It seems a lot of the best indie games of 2016 have decided to move from the computer to console this year. I reviewed Stardew Valley’s port to the PS4 recently, and have now had the chance to look at another indie titan: Portal Knights. I’ve not played the PC version, but it was on my wishlist for a long while, so I was quite excited to give it a try.
Simple and beautiful
These days, character creation is in every game, with each one trying to implement a different way. Far too many decide to go far too detailed, offering ridiculous levels of customisation that may be cool, but definitely aren’t required for the game. Keen Games, the developer of Portal Knights, have hit the nail right on the head with what they offered. The characters in Portal Knights are quite cutesy, but remain fairly basic. This means that the customisation options are limited to the features that you actually would want to change. Eye shape, hair colour and the like are all included. They’ve not included ridiculous ones like nostril size, or fingernail length. It gives you enough to create a character you feel is unique and represents you well, without taking hours and hours to get it right. It’s perfectly balanced and meant I wasn’t left skipping pages and pages of character customisation before I could get into the game.
Portal Knights has been compared quite regularly to Minecraft, but with a story and survival elements and I have to say it works really well. The story is a bit background at times, but it does guide you through fairly well. Slightly unintentionally, I took a very relaxed view of the story, and instead was far more interested in building stuff. I wanted to see how it would stack up to Minecraft in this regard. I could never really get anything to look quite as I wanted it in Minecraft, despite hours and hours of trying. With Portal Knights however, I was able to create houses that looked like actual buildings and not horrifying concrete monoliths plucked straight out of a dystopian nightmare. Not only did my home look like a nice place to live on the outside, but I was able to furnish it with a massive selection of items as well, to give it that real ‘lived in’ feel. I wouldn’t say there are more possibilities with the building than in Minecraft, but it definitely felt a lot more satisfying when I was building things.
I am a bit of a sucker for animals. I’ve recently had a cat visit me and I can’t say no to it. Unfortunately, this rings true when I’m playing games as well, and as soon as I found out I could have a pet in the game, I was right on it. There are several different types of pets to play with – cats, frogs, birds and other creatures. All of them are adorable and serve no real purpose other than look cute, but I couldn’t help myself trying to get the cutest pet of the couple dozen available to the player.

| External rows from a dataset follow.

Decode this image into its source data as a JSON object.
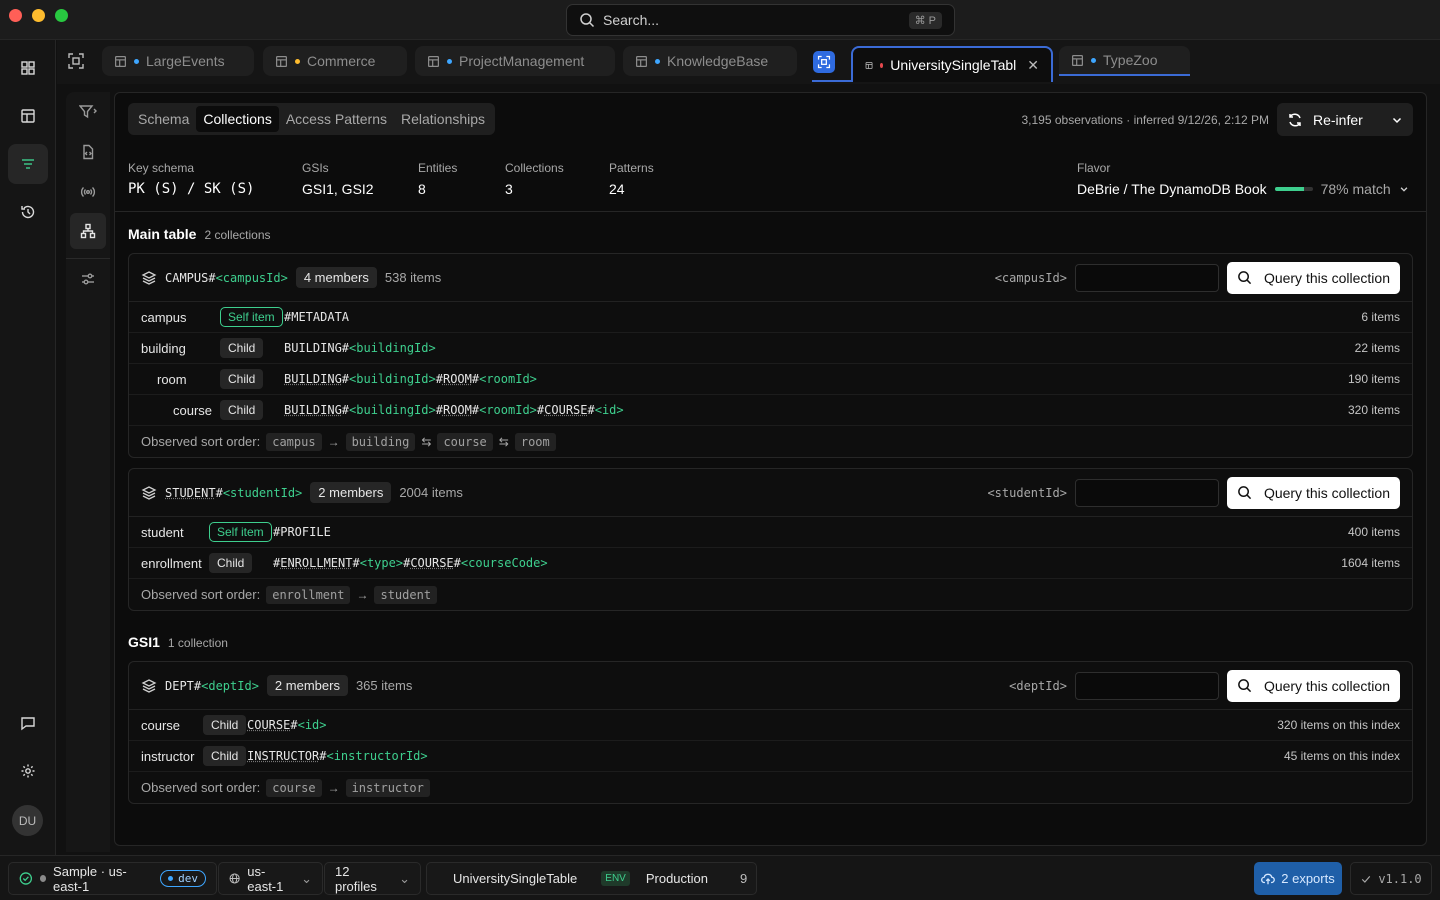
{
  "search": {
    "placeholder": "Search...",
    "shortcut": "⌘ P"
  },
  "tabs": [
    {
      "label": "LargeEvents"
    },
    {
      "label": "Commerce"
    },
    {
      "label": "ProjectManagement"
    },
    {
      "label": "KnowledgeBase"
    },
    {
      "label": "UniversitySingleTabl"
    },
    {
      "label": "TypeZoo"
    }
  ],
  "avatar": "DU",
  "subtabs": [
    "Schema",
    "Collections",
    "Access Patterns",
    "Relationships"
  ],
  "header": {
    "observations": "3,195 observations",
    "inferred": "inferred 9/12/26, 2:12 PM",
    "reinfer_label": "Re-infer"
  },
  "meta": {
    "key_schema_label": "Key schema",
    "key_schema_value": "PK (S) / SK (S)",
    "gsis_label": "GSIs",
    "gsis_value": "GSI1, GSI2",
    "entities_label": "Entities",
    "entities_value": "8",
    "collections_label": "Collections",
    "collections_value": "3",
    "patterns_label": "Patterns",
    "patterns_value": "24",
    "flavor_label": "Flavor",
    "flavor_value": "DeBrie / The DynamoDB Book",
    "match_label": "78% match",
    "match_fraction": 0.78
  },
  "main_table": {
    "title": "Main table",
    "count": "2 collections"
  },
  "gsi1": {
    "title": "GSI1",
    "count": "1 collection"
  },
  "query_label": "Query this collection",
  "sort_label": "Observed sort order:",
  "campus": {
    "pk_prefix": "CAMPUS#",
    "pk_param": "<campusId>",
    "members": "4 members",
    "items": "538 items",
    "param_label": "<campusId>",
    "rows": [
      {
        "name": "campus",
        "badge": "Self item",
        "sk_a": "#METADATA",
        "count": "6 items"
      },
      {
        "name": "building",
        "badge": "Child",
        "sk_a": "BUILDING#",
        "sk_b": "<buildingId>",
        "count": "22 items"
      },
      {
        "name": "room",
        "badge": "Child",
        "sk_a": "BUILDING",
        "sk_b": "#",
        "sk_c": "<buildingId>",
        "sk_d": "#",
        "sk_e": "ROOM",
        "sk_f": "#",
        "sk_g": "<roomId>",
        "count": "190 items"
      },
      {
        "name": "course",
        "badge": "Child",
        "sk_a": "BUILDING",
        "sk_b": "#",
        "sk_c": "<buildingId>",
        "sk_d": "#",
        "sk_e": "ROOM",
        "sk_f": "#",
        "sk_g": "<roomId>",
        "sk_h": "#",
        "sk_i": "COURSE",
        "sk_j": "#",
        "sk_k": "<id>",
        "count": "320 items"
      }
    ],
    "sort": [
      "campus",
      "building",
      "course",
      "room"
    ]
  },
  "student": {
    "pk_prefix": "STUDENT",
    "pk_hash": "#",
    "pk_param": "<studentId>",
    "members": "2 members",
    "items": "2004 items",
    "param_label": "<studentId>",
    "rows": [
      {
        "name": "student",
        "badge": "Self item",
        "sk_a": "#PROFILE",
        "count": "400 items"
      },
      {
        "name": "enrollment",
        "badge": "Child",
        "sk_a": "#",
        "sk_b": "ENROLLMENT",
        "sk_c": "#",
        "sk_d": "<type>",
        "sk_e": "#",
        "sk_f": "COURSE",
        "sk_g": "#",
        "sk_h": "<courseCode>",
        "count": "1604 items"
      }
    ],
    "sort": [
      "enrollment",
      "student"
    ]
  },
  "dept": {
    "pk_prefix": "DEPT#",
    "pk_param": "<deptId>",
    "members": "2 members",
    "items": "365 items",
    "param_label": "<deptId>",
    "rows": [
      {
        "name": "course",
        "badge": "Child",
        "sk_a": "COURSE",
        "sk_b": "#",
        "sk_c": "<id>",
        "count": "320 items on this index"
      },
      {
        "name": "instructor",
        "badge": "Child",
        "sk_a": "INSTRUCTOR",
        "sk_b": "#",
        "sk_c": "<instructorId>",
        "count": "45 items on this index"
      }
    ],
    "sort": [
      "course",
      "instructor"
    ]
  },
  "status": {
    "connection": "Sample · us-east-1",
    "dev": "dev",
    "region": "us-east-1",
    "profiles": "12 profiles",
    "table": "UniversitySingleTable",
    "env": "ENV",
    "env_name": "Production",
    "table_count": "9",
    "exports": "2 exports",
    "version": "v1.1.0"
  },
  "colors": {
    "accent_green": "#3ecf8e",
    "accent_blue": "#3b6bd6",
    "tab_dot_red": "#e5484d"
  }
}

Despite loving the idea of pets, and thoroughly enjoying having a little cat follow me around, they have been pretty poorly implemented. Saying they’re stupid is probably the biggest understatement one could make. They’re frequently in the way, not only of the player, but of the camera as well. The bigger ones have a habit of being a bit camera-whorey and standing exactly where you don’t want them to be. Annoying at the best of times, but infuriating when you’re trying to tackle one of the beefier monsters around the multiverse.

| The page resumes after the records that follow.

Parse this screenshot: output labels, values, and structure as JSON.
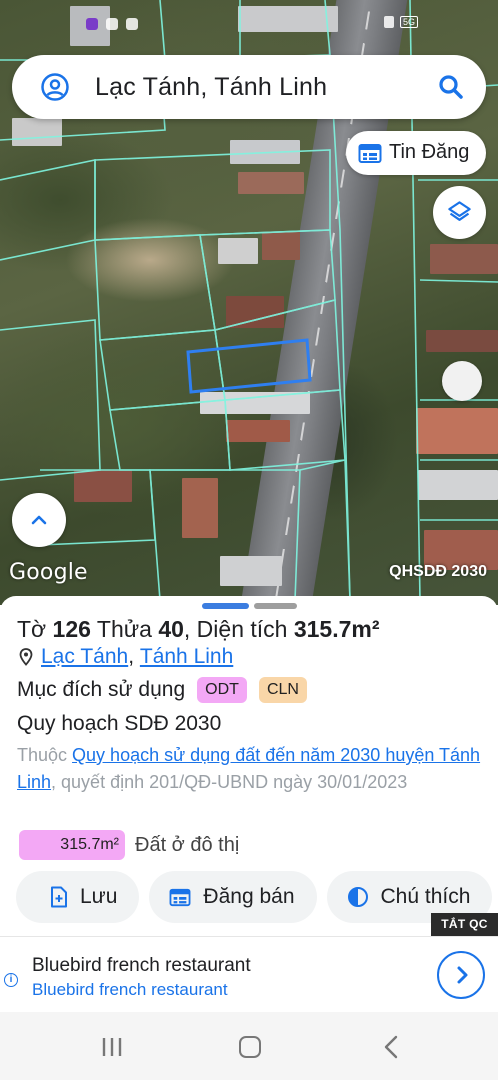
{
  "search": {
    "query": "Lạc Tánh, Tánh Linh"
  },
  "map": {
    "tin_dang_label": "Tin Đăng",
    "google_logo": "Google",
    "layer_badge": "QHSDĐ 2030",
    "icons": [
      "account-circle-icon",
      "search-icon",
      "calendar-list-icon",
      "layers-icon",
      "chevron-up-icon"
    ]
  },
  "parcel": {
    "to_label": "Tờ",
    "to_number": "126",
    "thua_label": "Thửa",
    "thua_number": "40",
    "area_label": ", Diện tích",
    "area_value": "315.7m²",
    "location_commune": "Lạc Tánh",
    "location_sep": ",",
    "location_district": "Tánh Linh",
    "purpose_label": "Mục đích sử dụng",
    "purpose_chips": [
      "ODT",
      "CLN"
    ],
    "plan_title": "Quy hoạch SDĐ 2030",
    "desc_prefix": "Thuộc",
    "desc_link": "Quy hoạch sử dụng đất đến năm 2030 huyện Tánh Linh",
    "desc_suffix": ", quyết định 201/QĐ-UBND ngày 30/01/2023",
    "area_chip": "315.7m²",
    "area_chip_label": "Đất ở đô thị"
  },
  "actions": {
    "save": "Lưu",
    "post_sale": "Đăng bán",
    "legend": "Chú thích"
  },
  "ad": {
    "hide_label": "TẮT QC",
    "title": "Bluebird french restaurant",
    "subtitle": "Bluebird french restaurant",
    "info_glyph": "i"
  },
  "status": {
    "lte": "5G"
  },
  "colors": {
    "accent": "#1a73e8",
    "odt_chip": "#f3a8f5",
    "cln_chip": "#f9d6a8",
    "parcel_outline": "#2f7ff0",
    "cadastral_lines": "#7ff5e0"
  }
}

Occasionally, while doing various things, I did feel like I’d missed a message or something. I didn’t really know exactly what I was supposed to be doing, and would roam around until I could figure out where it was I needed to be. This was rare, but happened enough to be an annoyance, but not as annoying as I found the second world. After slaughtering all the blobs around town, I had apparently collected enough shards to create a portal. The blobs weren’t so much of a challenge, and I had already fallen through the planet enough times, so I figured the next area was a good idea. Have to admit, not one of my finest ideas. Immediately after stepping into this new world, I was assaulted by some beast who was determined to flambé me. Fortunately for him, and unfortunately for me, he was able to complete his task in two hits. Having played the game for an hour and done what I thought the game had wanted me to do, I was a little taken aback. It felt like I’d been thrust into a challenging and punishing world, a stark contrast to the serene opening world.
The Final Word
Despite being slightly put off after the initial world change, I did quite get into the Portal Knights. It reminds me a lot of Dragon’s Quest Builders, which was a game in a very similar vein. A decent story plopped into a Minecraft-esque world where you can build whatever your brain can conjure up. What this game has over Stardew Valley is that it actually feels like a console game. If you were to tell me that it was originally made for consoles I’d have believed you. It doesn’t feel like a port at all, and it plays extremely well. It is absolutely gorgeous, and provides hours and hours of solid gameplay as well, so there is a lot going for the game.